The issue of funds was raised. Again, the EU is an important participant in the funding of the cross-border arrangements. It will continue to fund those because, of course, it will still be partly responsible. The UK will meet its obligations and responsibilities in this regard. There will be no issue of underfunding cross-border institutions to their detriment; that would be short-sighted and foolhardy. We will not move forward with something like that.
It is important to recognise that, in the coming weeks, a number of the issues that have given concern to your Lordships today will be resolved. That is the purpose of the negotiations. If the terms of the Chequers agreement, which forms the basis of the negotiations, remain as they are drafted today, I believe that they will deliver the freedom of trade that will ensure the softest possible border with the Republic.
Importantly—this will be important for our shared democratic institutions—the people have to be able to appreciate what those terms are.

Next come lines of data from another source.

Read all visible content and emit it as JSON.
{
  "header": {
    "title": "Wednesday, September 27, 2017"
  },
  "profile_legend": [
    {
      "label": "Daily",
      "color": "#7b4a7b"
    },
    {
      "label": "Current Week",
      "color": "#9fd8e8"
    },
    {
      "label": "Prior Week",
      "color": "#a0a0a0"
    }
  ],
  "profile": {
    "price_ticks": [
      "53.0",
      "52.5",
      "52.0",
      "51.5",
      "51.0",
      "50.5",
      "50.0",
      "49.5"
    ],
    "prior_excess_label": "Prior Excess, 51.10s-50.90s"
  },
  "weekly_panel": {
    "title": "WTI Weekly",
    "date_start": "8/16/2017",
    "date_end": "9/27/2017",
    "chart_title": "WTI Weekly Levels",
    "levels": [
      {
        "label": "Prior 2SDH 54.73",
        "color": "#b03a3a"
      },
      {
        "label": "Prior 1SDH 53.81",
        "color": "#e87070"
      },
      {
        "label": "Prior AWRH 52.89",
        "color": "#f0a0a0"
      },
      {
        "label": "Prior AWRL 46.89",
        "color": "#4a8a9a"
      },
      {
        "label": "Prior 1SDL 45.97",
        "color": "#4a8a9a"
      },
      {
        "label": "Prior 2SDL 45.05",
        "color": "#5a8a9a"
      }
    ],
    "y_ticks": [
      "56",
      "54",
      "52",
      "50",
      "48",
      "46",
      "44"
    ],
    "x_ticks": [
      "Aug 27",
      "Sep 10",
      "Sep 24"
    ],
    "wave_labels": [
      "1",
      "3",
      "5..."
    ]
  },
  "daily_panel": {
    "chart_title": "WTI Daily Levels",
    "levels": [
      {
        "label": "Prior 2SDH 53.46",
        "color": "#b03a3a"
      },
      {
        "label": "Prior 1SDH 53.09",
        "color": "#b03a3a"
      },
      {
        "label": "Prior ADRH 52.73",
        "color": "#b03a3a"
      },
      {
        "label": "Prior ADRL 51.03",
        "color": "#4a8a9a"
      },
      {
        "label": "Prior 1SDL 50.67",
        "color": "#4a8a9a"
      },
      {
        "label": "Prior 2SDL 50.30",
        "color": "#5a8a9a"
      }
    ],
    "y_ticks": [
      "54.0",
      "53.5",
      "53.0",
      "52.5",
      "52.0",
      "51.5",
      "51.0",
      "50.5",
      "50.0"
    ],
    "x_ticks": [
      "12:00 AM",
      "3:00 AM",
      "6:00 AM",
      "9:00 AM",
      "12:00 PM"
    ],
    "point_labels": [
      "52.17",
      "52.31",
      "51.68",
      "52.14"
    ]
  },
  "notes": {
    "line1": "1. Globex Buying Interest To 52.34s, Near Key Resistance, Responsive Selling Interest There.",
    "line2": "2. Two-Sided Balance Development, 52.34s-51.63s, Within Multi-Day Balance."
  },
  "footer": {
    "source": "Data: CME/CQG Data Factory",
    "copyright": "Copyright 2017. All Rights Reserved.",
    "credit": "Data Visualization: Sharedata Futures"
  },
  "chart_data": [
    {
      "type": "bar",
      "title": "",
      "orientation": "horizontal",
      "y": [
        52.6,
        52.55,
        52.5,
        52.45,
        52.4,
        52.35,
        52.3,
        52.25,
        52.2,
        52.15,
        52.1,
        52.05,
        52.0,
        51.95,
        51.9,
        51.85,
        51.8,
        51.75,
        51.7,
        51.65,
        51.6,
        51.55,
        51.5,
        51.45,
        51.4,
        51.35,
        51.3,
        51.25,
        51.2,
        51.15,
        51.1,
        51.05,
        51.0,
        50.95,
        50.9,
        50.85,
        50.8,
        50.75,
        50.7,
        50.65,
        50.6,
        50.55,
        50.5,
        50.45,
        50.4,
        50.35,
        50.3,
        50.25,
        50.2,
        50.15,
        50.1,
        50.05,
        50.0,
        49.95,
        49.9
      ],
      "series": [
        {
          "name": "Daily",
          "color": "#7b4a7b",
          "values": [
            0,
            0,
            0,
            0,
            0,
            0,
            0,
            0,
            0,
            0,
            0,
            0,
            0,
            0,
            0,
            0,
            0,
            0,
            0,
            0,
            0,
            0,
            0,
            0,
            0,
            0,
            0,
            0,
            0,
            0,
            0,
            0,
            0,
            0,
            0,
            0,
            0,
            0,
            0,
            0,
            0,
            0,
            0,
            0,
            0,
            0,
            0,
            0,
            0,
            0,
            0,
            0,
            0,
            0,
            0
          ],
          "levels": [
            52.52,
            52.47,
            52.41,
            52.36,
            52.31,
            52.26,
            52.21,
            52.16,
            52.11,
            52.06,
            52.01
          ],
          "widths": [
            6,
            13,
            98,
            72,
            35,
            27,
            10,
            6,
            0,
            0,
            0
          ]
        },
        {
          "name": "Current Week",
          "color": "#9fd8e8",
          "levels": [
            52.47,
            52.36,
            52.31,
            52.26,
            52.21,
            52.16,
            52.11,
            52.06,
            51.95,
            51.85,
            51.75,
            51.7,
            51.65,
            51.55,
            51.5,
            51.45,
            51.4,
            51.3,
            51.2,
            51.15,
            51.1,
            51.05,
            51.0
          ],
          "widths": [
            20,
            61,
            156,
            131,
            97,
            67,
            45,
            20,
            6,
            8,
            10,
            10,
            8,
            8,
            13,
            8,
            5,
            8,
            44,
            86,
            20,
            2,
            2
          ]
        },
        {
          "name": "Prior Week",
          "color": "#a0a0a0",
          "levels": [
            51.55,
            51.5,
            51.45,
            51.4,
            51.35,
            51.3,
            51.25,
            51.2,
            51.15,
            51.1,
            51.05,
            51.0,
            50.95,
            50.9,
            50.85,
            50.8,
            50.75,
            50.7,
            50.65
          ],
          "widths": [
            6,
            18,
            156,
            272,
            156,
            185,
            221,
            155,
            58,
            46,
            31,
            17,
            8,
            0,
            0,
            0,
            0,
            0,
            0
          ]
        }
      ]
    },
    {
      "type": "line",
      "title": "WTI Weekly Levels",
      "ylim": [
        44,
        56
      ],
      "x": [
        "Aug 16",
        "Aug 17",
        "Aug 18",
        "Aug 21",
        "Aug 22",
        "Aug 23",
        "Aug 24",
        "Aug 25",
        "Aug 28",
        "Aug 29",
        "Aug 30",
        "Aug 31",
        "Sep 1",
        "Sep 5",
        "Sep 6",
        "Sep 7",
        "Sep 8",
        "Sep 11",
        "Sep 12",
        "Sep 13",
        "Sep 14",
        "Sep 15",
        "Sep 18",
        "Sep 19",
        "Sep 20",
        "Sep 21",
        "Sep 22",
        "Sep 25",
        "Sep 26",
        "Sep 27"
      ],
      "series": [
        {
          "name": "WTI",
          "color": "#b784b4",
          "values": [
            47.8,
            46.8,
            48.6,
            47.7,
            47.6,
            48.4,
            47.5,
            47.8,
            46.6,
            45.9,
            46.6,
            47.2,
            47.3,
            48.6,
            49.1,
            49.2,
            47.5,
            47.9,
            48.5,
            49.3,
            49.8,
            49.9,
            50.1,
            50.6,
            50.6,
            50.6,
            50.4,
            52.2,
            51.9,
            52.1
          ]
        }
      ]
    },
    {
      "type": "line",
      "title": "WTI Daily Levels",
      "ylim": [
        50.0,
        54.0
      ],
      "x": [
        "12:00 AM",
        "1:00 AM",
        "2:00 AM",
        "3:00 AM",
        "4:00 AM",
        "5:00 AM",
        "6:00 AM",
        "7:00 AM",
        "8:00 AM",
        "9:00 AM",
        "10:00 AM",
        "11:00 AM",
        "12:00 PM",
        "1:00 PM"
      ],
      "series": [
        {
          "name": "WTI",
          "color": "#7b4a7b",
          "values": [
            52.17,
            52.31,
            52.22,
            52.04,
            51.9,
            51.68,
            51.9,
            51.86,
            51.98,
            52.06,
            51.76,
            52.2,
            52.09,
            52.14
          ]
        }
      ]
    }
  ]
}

To go back to the point made by the noble Lord, Lord Adonis, we cannot bounce the public of the United Kingdom, Northern Ireland or anywhere else into some sort of deal that does not stand the test of close scrutiny shining the sharpest possible light on it. The trade that passes east-west and the trade that passes north-south are absolutely integral, and it is upon those foundations that we find ourselves able to build that peace dividend. With that economic certainty, we can deliver an outcome for the people of Northern Ireland.
It is correct to say that the voices of politicians in Northern Ireland have not been heard as they should have been in the Brexit discussions. We understand the reasons for that, shameful though some of them may be. The Northern Ireland Civil Service has played a significant role in ensuring continued dialogue, but that is not how it should be. That is not what is meant to be happening; I cannot stress that enough. The key aspect over the next few weeks, during the window that will be opened by the Secretary of State for Northern Ireland to give the final impetus to ongoing discussions there, will be delivering an Executive. It is not too late to do that. I hope everyone here will join me in hoping that we will secure an outcome that delivers an Executive in good enough time to be part of the final stages of the Brexit deliberations and discussions.
It will not be an easy journey. I suspect that all those who have said, sometimes erroneously, that this was always going to be easy may have been slightly exaggerated in their assertion. The reality remains that this is a challenging time; it was always going to be so, frankly, because these are negotiations on such critical aspects. The EU is defining itself without the UK and the UK is defining itself outside the EU. This is the moment of maximum turbulence, as often happens just before landing on a runway. Now, the key is making sure that we land with all wheels on the runway, taxiing to a gentle stop out of which emerges a safe and secure Brexit—one that is good for Northern Ireland, Ireland and the people of the United Kingdom and which allows us the foundation to develop an important relationship, building on the one we have had for the past 40 years, with the rest of the EU. That is our ambition and where I hope we will be, but we are at the end-point of the negotiations. We may still be heading towards the runway, but the rubber has not yet met the tarmac.